The file now contains a set of directives that will run a NVT simultation to heat the system to 300K followed by an NPT simulation to equilibrate the density and then a protocol that will slowly release the restraint on the solute molecule in the NPT ensemble. Note however, how we have not specified any kind of morphing. It is often useful to not have the morph and equilibration happen in one go, because often you want to run the equilibrations individually in parallel on a cluster and then when completed actually run the morphing. 

In [None]:
# Insert code to run the equilibration 



With the equilibration successfully run, we can now run the morphing. You should notice that there is no `_perturbations` directory that was cretated by FESetup. 

In [None]:
ls

This step will be very quick. For this purpose we have a `morph.in` file again.

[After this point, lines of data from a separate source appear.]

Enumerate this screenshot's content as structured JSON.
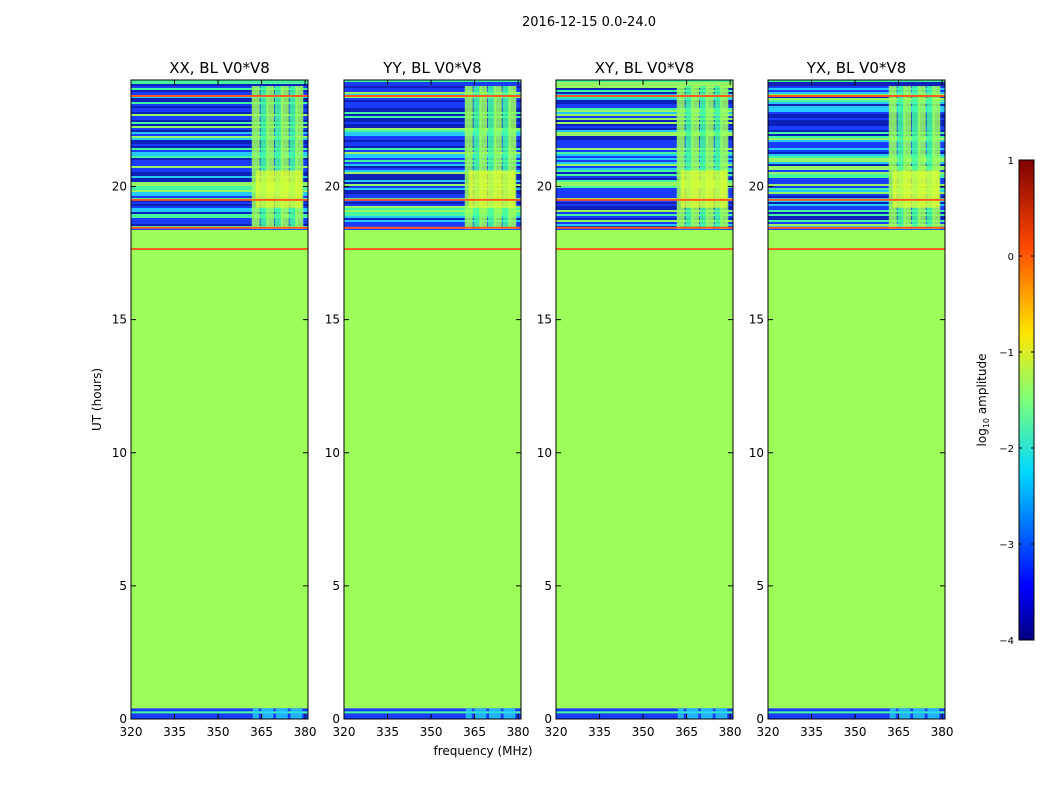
{
  "figure_title": "2016-12-15 0.0-24.0",
  "colors": {
    "flat_region": "#9CFF5A",
    "rfi_line": "#FF5A1E",
    "band_navy": "#0A1FB4",
    "band_blue": "#1A3CFF",
    "band_cyan": "#26D0FF",
    "band_green": "#46FF9C",
    "band_yellow": "#E8FF2A",
    "axes": "#000000"
  },
  "chart_data": [
    {
      "type": "heatmap",
      "title": "XX, BL V0*V8",
      "xlabel": "",
      "ylabel": "UT (hours)",
      "xlim": [
        320,
        381
      ],
      "ylim": [
        0,
        24
      ],
      "xticks": [
        320,
        335,
        350,
        365,
        380
      ],
      "yticks": [
        0,
        5,
        10,
        15,
        20
      ],
      "uniform_value_log10": -1.2,
      "uniform_span_hours": [
        0.4,
        17.8
      ],
      "rfi_line_hours": [
        17.65,
        18.45,
        19.5,
        23.4
      ],
      "active_span_hours": [
        18.4,
        24.0
      ],
      "low_span_hours": [
        0.0,
        0.4
      ],
      "bright_channel_columns_mhz": [
        363,
        366,
        368,
        371,
        373,
        376,
        378
      ]
    },
    {
      "type": "heatmap",
      "title": "YY, BL V0*V8",
      "xlabel": "frequency (MHz)",
      "ylabel": "",
      "xlim": [
        320,
        381
      ],
      "ylim": [
        0,
        24
      ],
      "xticks": [
        320,
        335,
        350,
        365,
        380
      ],
      "yticks": [
        0,
        5,
        10,
        15,
        20
      ],
      "uniform_value_log10": -1.2,
      "uniform_span_hours": [
        0.4,
        17.8
      ],
      "rfi_line_hours": [
        17.65,
        18.45,
        19.5,
        23.4
      ],
      "active_span_hours": [
        18.4,
        24.0
      ],
      "low_span_hours": [
        0.0,
        0.4
      ],
      "bright_channel_columns_mhz": [
        363,
        366,
        368,
        371,
        373,
        376,
        378
      ]
    },
    {
      "type": "heatmap",
      "title": "XY, BL V0*V8",
      "xlabel": "",
      "ylabel": "",
      "xlim": [
        320,
        381
      ],
      "ylim": [
        0,
        24
      ],
      "xticks": [
        320,
        335,
        350,
        365,
        380
      ],
      "yticks": [
        0,
        5,
        10,
        15,
        20
      ],
      "uniform_value_log10": -1.2,
      "uniform_span_hours": [
        0.4,
        17.8
      ],
      "rfi_line_hours": [
        17.65,
        18.45,
        19.5,
        23.4
      ],
      "active_span_hours": [
        18.4,
        24.0
      ],
      "low_span_hours": [
        0.0,
        0.4
      ],
      "bright_channel_columns_mhz": [
        363,
        366,
        368,
        371,
        373,
        376,
        378
      ]
    },
    {
      "type": "heatmap",
      "title": "YX, BL V0*V8",
      "xlabel": "",
      "ylabel": "",
      "xlim": [
        320,
        381
      ],
      "ylim": [
        0,
        24
      ],
      "xticks": [
        320,
        335,
        350,
        365,
        380
      ],
      "yticks": [
        0,
        5,
        10,
        15,
        20
      ],
      "uniform_value_log10": -1.2,
      "uniform_span_hours": [
        0.4,
        17.8
      ],
      "rfi_line_hours": [
        17.65,
        18.45,
        19.5,
        23.4
      ],
      "active_span_hours": [
        18.4,
        24.0
      ],
      "low_span_hours": [
        0.0,
        0.4
      ],
      "bright_channel_columns_mhz": [
        363,
        366,
        368,
        371,
        373,
        376,
        378
      ]
    }
  ],
  "colorbar": {
    "label": "log10 amplitude",
    "label_main": "log",
    "label_sub": "10",
    "label_rest": " amplitude",
    "range": [
      -4,
      1
    ],
    "ticks": [
      1,
      0,
      -1,
      -2,
      -3,
      -4
    ],
    "tick_labels": [
      "1",
      "0",
      "−1",
      "−2",
      "−3",
      "−4"
    ],
    "colormap": "jet"
  }
}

Have a look at it. It is much shorter and mostly defines the type of simulation engine and the fact that we also want to morph the solution phase and not the vacuum phase as indicated by the `box.type = rectangular` and `box.length = 12.0` directives. 

In [None]:
# Insert the code to then run the morphing



Make sure that the pertruabtions were actually succesfully generated. 

In [None]:
ls _perturbations/sire

### Running simulation in vacuum
This bit may be cut out, if the server we are running on is too slow, so don't worry about this bit yet. 

Well done! You have now started running a short simulation with a free energy perturbation in vacuum, let's go and have a tea/coffe while we wait for this to finish!